08.01.2009
Hugo Chavez, président du Venezuela, a laissé entendre le 11 novembre - en marge du sommet ibéro-américain organisé au Chili - que le roi d'Espagne avait été informé à l'avance du bref coup d'Etat qui avait écarté le président vénézuélien du pouvoir pendant deux jours en 2002. Pour le quotidien, "il est inadmissible que le président du Venezuela ait osé suggérer l'implication du roi Juan Carlos lors de ce coup d'Etat. (...) Il est clair qu'aucun gouvernement ne peut laisser de telles provocations guider sa politique ou décider de ses réactions. Mais on ne peut pas non plus omettre, à cause d'une pseudo-diplomatie, des offenses qui, au bout du compte, sont dirigées contre tous les Espagnols.

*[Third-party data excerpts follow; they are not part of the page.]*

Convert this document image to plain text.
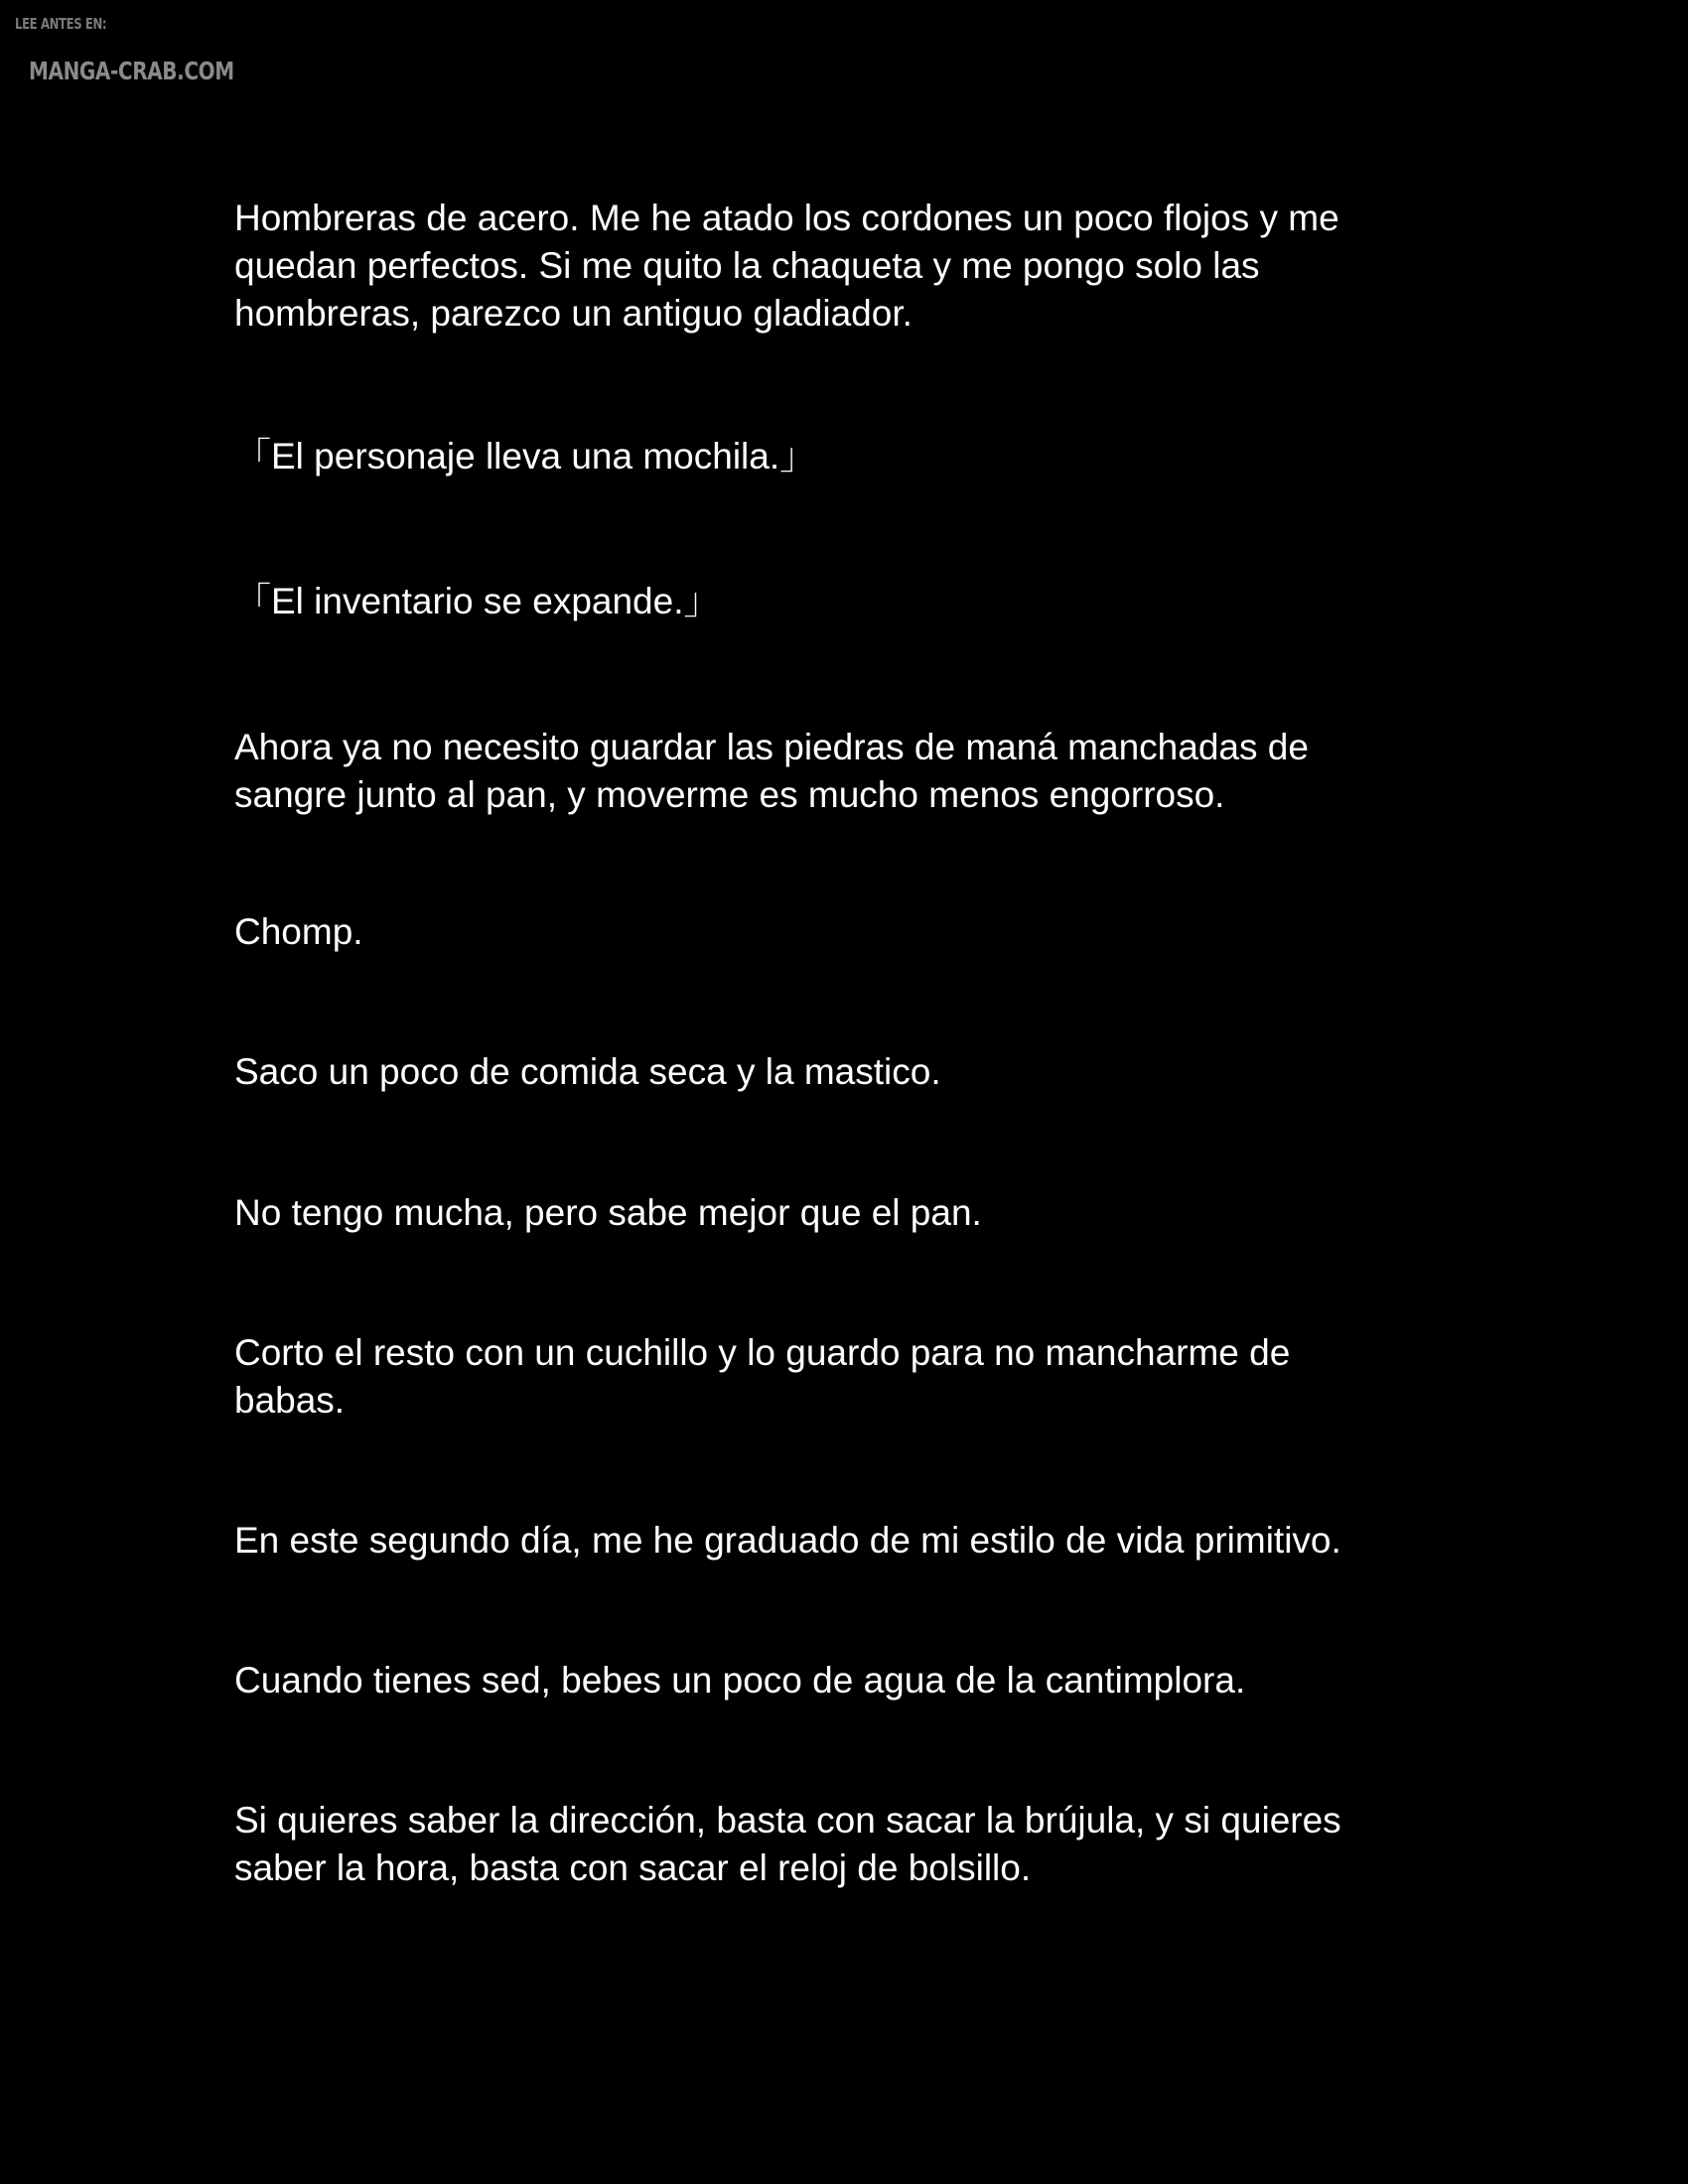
LEE ANTES EN:
MANGA-CRAB.COM

Hombreras de acero. Me he atado los cordones un poco flojos y me
quedan perfectos. Si me quito la chaqueta y me pongo solo las
hombreras, parezco un antiguo gladiador.

「El personaje lleva una mochila.」

「El inventario se expande.」

Ahora ya no necesito guardar las piedras de maná manchadas de
sangre junto al pan, y moverme es mucho menos engorroso.

Chomp.

Saco un poco de comida seca y la mastico.

No tengo mucha, pero sabe mejor que el pan.

Corto el resto con un cuchillo y lo guardo para no mancharme de
babas.

En este segundo día, me he graduado de mi estilo de vida primitivo.

Cuando tienes sed, bebes un poco de agua de la cantimplora.

Si quieres saber la dirección, basta con sacar la brújula, y si quieres
saber la hora, basta con sacar el reloj de bolsillo.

Il est possible que le rappel pour consultations de l'ambassadeur espagnol en poste à Caracas ne soit pas la meilleure des options dans cette situation. Mais en laissant de côté cette provocation et en ne prêtant pas d'importance à ce qui s'est passé, on ne fait que soutenir cet artisan du 'pétro-populisme' et l'inciter à renouveler de telles provocations."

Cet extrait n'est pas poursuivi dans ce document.